Abdoulaye Makhtar Diop sera-t-il l'homme du consensus ?
Qui pour succéder ''aux deux grands seriñu ndakaaru''? Ce débat qui peut fâcher, au lendemain du décès d'El Hadji Bassirou Diagne, est au cœur des discussions.
Le 04 février 2013, disparaissait El Massamba Coki Diop, qui disputait le titre de Grand Serigne de Dakar à son neveu, El Hadji Bassirou Diagne Marième Diop, intronisé depuis 1986. Ironie du sort, le second est décédé, ce lundi 25 mars. La disparition de ces deux grands dignitaires de la communauté léboue, en un si court laps de temps, alimente les débats sous les chaumières. Cet état de fait, va-t-il faire taire les divergences de succession qui sont du reste séculaires.
En effet, les critères de désignation du «Seriñu Dakar», chef suprême des Lébous, n'ont jamais fait l'unanimité au sein de cette communauté qui s'est toujours organisée en République, depuis plus de trois siècles. Le premier à accéder à ce trône, Dial Diop, a eu la chance d'être épargné par ce climat de polémiques. C'était en 1795. Réputés pour leur caractère rebelle, des clans lébous ont toujours contesté la nomination du Grand Serigne de Dakar, du fait de ses origines sociales, même si c'est à l'issue «d'élection censitaire, au suffrage universel indirect».
«Des voix discordantes se sont toujours élevées»
Dans une contribution publiée au lendemain du décès d'El Massamba Coki Diop, le secrétaire général du Rds Mame Makhtar Guèye, membre influent de la communauté léboue, soulignait qu' «il n'y a presque jamais eu de succession d'un Grand Serigne de Dakar, sans qu'une branche dissidente de cette grande famille traditionnelle n'élise à son tour "son" Grand Serigne. Il convient d’admettre aussi que ces divergences sont souvent exacerbées par l’immixtion (intéressée) des politiques, dans les affaires internes de cette communauté traditionnelle».

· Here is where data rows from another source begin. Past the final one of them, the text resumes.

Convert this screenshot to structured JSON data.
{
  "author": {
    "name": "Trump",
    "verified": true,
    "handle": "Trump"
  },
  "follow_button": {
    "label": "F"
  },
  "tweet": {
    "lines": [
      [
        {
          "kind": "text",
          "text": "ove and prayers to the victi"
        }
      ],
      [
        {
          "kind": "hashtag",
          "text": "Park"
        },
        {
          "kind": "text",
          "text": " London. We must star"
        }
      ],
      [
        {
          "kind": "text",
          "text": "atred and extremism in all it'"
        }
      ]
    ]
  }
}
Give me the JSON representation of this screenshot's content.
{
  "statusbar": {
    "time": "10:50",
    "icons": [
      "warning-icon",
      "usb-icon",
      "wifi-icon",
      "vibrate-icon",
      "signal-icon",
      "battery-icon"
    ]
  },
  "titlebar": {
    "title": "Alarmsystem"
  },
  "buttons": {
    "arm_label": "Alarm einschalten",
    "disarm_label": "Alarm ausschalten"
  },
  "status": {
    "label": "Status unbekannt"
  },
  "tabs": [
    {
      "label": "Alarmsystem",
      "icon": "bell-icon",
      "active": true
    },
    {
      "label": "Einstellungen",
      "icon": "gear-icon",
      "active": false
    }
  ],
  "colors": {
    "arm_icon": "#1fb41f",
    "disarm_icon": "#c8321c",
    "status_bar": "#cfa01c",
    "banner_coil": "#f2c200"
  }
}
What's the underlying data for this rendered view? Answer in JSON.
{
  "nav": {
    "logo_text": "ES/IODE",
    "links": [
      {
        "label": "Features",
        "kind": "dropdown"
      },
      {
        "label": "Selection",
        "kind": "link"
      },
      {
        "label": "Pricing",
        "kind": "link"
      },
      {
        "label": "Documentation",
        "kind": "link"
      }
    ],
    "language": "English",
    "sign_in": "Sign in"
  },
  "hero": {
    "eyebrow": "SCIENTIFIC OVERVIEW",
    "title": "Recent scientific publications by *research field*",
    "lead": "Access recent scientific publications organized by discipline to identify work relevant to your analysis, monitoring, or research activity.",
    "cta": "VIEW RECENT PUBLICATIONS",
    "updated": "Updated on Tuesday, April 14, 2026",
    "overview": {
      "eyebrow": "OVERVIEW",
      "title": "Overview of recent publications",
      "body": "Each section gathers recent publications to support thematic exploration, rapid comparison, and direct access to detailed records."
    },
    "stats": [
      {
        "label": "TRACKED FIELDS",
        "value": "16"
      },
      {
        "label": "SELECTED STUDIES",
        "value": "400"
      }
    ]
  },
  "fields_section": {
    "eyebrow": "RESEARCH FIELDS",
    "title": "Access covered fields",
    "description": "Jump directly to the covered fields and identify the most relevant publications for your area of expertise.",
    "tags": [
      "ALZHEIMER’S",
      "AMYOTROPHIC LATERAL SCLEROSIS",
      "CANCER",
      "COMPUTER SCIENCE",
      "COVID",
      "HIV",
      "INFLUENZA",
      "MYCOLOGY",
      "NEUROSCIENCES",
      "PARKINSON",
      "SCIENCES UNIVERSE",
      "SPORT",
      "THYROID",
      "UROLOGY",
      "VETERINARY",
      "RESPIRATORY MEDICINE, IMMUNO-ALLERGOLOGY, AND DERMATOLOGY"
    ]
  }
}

Avec un bref survol de l'histoire, il rappelle que «du temps du premier président de la République du Sénégal, Léopold Sedar Senghor, Doudou Diop Moussé (le père du député Abdoulaye Diop Makhtar), candidat à la succession du défunt Grand Serigne de Dakar (El hadji Ibrahima Diop, décédé en 1969), soupçonné d'être proche de l'opposition clandestine (le pouvoir senghorien l'accusait même d'être un ancien du Pra-Sénégal), s'était vu "rafler" la mise par Momar Marème Diop, proche du président Senghor, qui reconnut ce dernier comme le Grand Serigne légitime».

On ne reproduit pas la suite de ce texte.